Foot Taping records FT190 [2019]
Hug me kiss me call It a day – Toe that line – If you can’t bop me – Rockin’ all nite – Midnite lover – Ain’t gonna worry – No time to cry – Satan saved a place for me in hell – Bad habit – Broken and stumblin’ – You gotta move – Feel that heat – Ain’t nobody gonna take my babe – Hug me kiss me call It a day (alt version)

First, there is the name that makes you fear of a sub-Stray Cats band. Then there is the cover, and you think, “Can I trust a band that puts so little effort in their cover design?” But this shouldn’t prevent you from listening to this album, the first by this London trio, because the Hellcats – Lee Motler on guitars and vocals; Malk Motler on double bass and John Buck on drums – are a really good band.
If you still had doubts, the presence of John Buck (Polecats, Guana Batz, Deltas) is a token of quality. Another good sign is the fact that all songs here are originals, and you won’t hear for the umpteenth time the same old covers.
The sound of the Hellcats is a mix between early Psychobilly, when the ‘billy’ element was predominant, and neo-Rockabilly popularised by groups like Stray Cats, Polecats, and so on (well the ‘Cat’ bands, which is logical after all.) However, classic Rockabilly is not forgotten, and a song like If You Can’t Bop Me sounds like a cross between Gene Vincent’s Blue Jean Bop and Ricky Nelson’s If You Can’t Rock Me.
The majority of the songs are powerful, with tight musicianship (I really enjoyed the guitar sound) that supports Lee Motler’s voice, which sometimes sounds like Mike Ness on his’ Under the Influences’ album.
Once again, Bo Diddley was right, and this album proves it: you can’t judge a book by looking at the cover.

Available here.
Fred “Virgil” Turgis

The Wildkats – Rockin’, Boppin’ and Strollin’


wildkatsft057 Foot Tapping records FT 057
Lonesome Train – Endless Sleep – Rockin’ Daddy, Get Rythm – Drivin’ Wheel – I Fought The Law – Roll Over Beethoven – Washing Machine Boogie – All By Myself – Baby Blue – Gone Gone Gone – Girl Of My Best Friend – Be Bop Alula – Worrying Kind – Tear It Up(3rd version)
This quartet comes from England.

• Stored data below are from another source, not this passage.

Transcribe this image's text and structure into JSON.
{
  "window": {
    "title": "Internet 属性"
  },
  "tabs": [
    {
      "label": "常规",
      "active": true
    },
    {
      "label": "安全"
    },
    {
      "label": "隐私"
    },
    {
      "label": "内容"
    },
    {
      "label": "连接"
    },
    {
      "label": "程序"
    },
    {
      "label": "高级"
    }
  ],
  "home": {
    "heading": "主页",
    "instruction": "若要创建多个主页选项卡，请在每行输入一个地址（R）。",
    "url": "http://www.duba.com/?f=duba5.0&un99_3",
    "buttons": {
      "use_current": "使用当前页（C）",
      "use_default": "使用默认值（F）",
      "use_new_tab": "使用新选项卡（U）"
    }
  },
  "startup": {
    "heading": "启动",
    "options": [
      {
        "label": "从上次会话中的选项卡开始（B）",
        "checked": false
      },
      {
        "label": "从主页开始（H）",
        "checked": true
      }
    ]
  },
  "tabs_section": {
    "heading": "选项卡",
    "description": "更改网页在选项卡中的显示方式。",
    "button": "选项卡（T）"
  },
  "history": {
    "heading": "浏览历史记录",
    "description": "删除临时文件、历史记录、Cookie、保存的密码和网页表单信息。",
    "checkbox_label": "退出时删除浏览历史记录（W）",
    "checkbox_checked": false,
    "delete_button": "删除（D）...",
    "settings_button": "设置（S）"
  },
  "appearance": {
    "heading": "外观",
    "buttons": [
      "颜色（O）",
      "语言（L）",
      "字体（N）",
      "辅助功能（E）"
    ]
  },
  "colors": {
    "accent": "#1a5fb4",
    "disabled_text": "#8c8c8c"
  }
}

They are an all cover band (at least on this cd) but that doesnt mean a lack of personnality. The songs may be well known (Gene Vincent, Johnny Burnette, Johnny Cash, Chuck Berry…) but the Wildkats play it in their own neo-rockabilly style. You can hear the influences of the Stray Cats on their version of I Fought The Law. This band knows its stuff. the rhythm section is solid with a good work from the acoustic rhythm guitar (too many bands forget the importance of the acoustic rhythm guitar in rockabilly), Alan Wilson’s (not the one from The Sharks and Western Star studio) solos are creative and Bob’s voice sounds a bit like Robert Gordon.
The whole thing is very well recorded/produced and you spend a very pleasant moment in company of these four lads.